Inductive Limits of Noncommutative Cartan Inclusions

TL;DR

This paper establishes conditions under which inductive limits of noncommutative Cartan inclusions retain their structure, extending previous results and simplifying proofs in the theory of operator algebras.

Contribution

It proves that inductive limits of aperiodic noncommutative Cartan inclusions are themselves Cartan under certain conditions, and generalizes existing theorems without using twisted étale groupoids.

Findings

Inductive limits preserve noncommutative Cartan structure under injective, normaliser-preserving maps.

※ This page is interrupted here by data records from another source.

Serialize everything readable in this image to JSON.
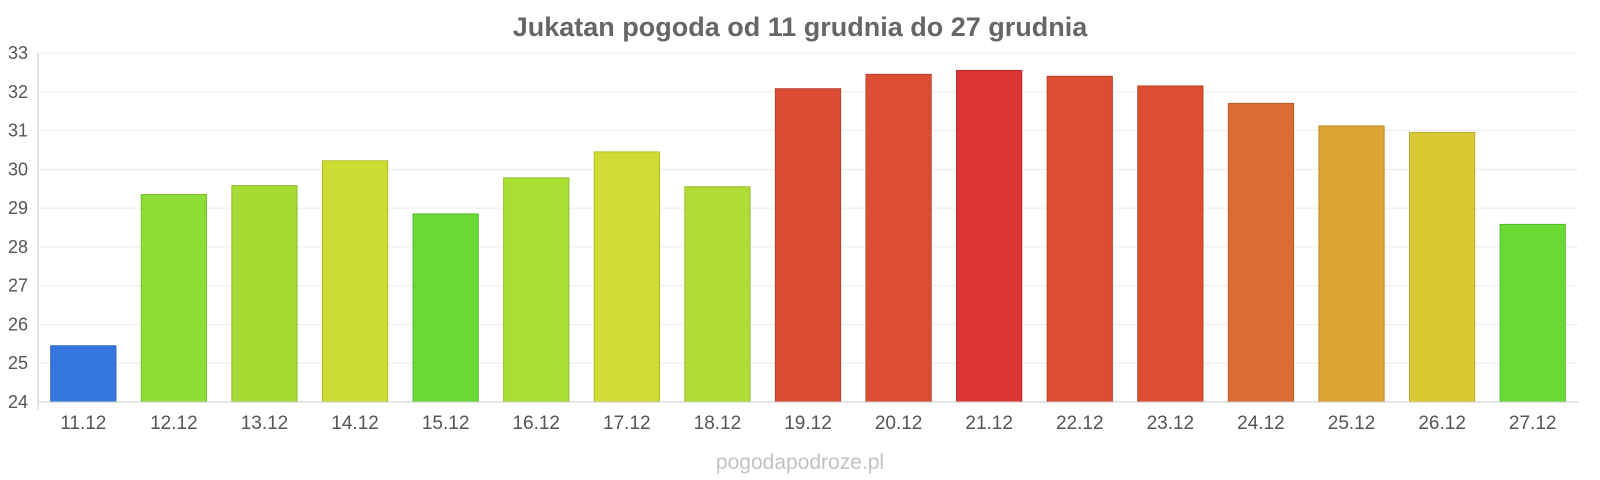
{
  "chart_data": {
    "type": "bar",
    "title": "Jukatan pogoda od 11 grudnia do 27 grudnia",
    "xlabel": "",
    "ylabel": "",
    "ylim": [
      24,
      33
    ],
    "yticks": [
      "24",
      "25",
      "26",
      "27",
      "28",
      "29",
      "30",
      "31",
      "32",
      "33"
    ],
    "grid": true,
    "categories": [
      "11.12",
      "12.12",
      "13.12",
      "14.12",
      "15.12",
      "16.12",
      "17.12",
      "18.12",
      "19.12",
      "20.12",
      "21.12",
      "22.12",
      "23.12",
      "24.12",
      "25.12",
      "26.12",
      "27.12"
    ],
    "values": [
      25.45,
      29.35,
      29.58,
      30.22,
      28.85,
      29.78,
      30.45,
      29.55,
      32.08,
      32.45,
      32.55,
      32.4,
      32.15,
      31.7,
      31.12,
      30.95,
      28.58
    ],
    "colors": [
      "#3476df",
      "#8ddd37",
      "#a7db33",
      "#cddc33",
      "#68da33",
      "#aade33",
      "#d0dc33",
      "#b0dd35",
      "#db4c33",
      "#dc4d33",
      "#da3433",
      "#dc4d33",
      "#dc4e33",
      "#dc6c33",
      "#dca533",
      "#dcc833",
      "#68da33"
    ]
  },
  "watermark": "pogodapodroze.pl"
}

Additional conditions yield aperiodic inclusions in the limit, including cases with separable, simple, or Type I Cartan subalgebras.

Provides a new proof of Xin Li's theorem without twisted étale groupoids.

Abstract

We prove that an inductive limit of aperiodic noncommutative Cartan inclusions is a noncommutative Cartan inclusion whenever the connecting maps are injective, preserve normalisers and entwine conditional expectations. We show that under the additional assumption that the inductive limit Cartan subalgebra is either essentially separable, essentially simple or essentially of Type I we get an aperiodic inclusion in the limit. Consequently, we subsume the case where the building block Cartan subalgebras are commutative and provide a proof of a theorem of Xin Li without passing to twisted \'etale groupoids.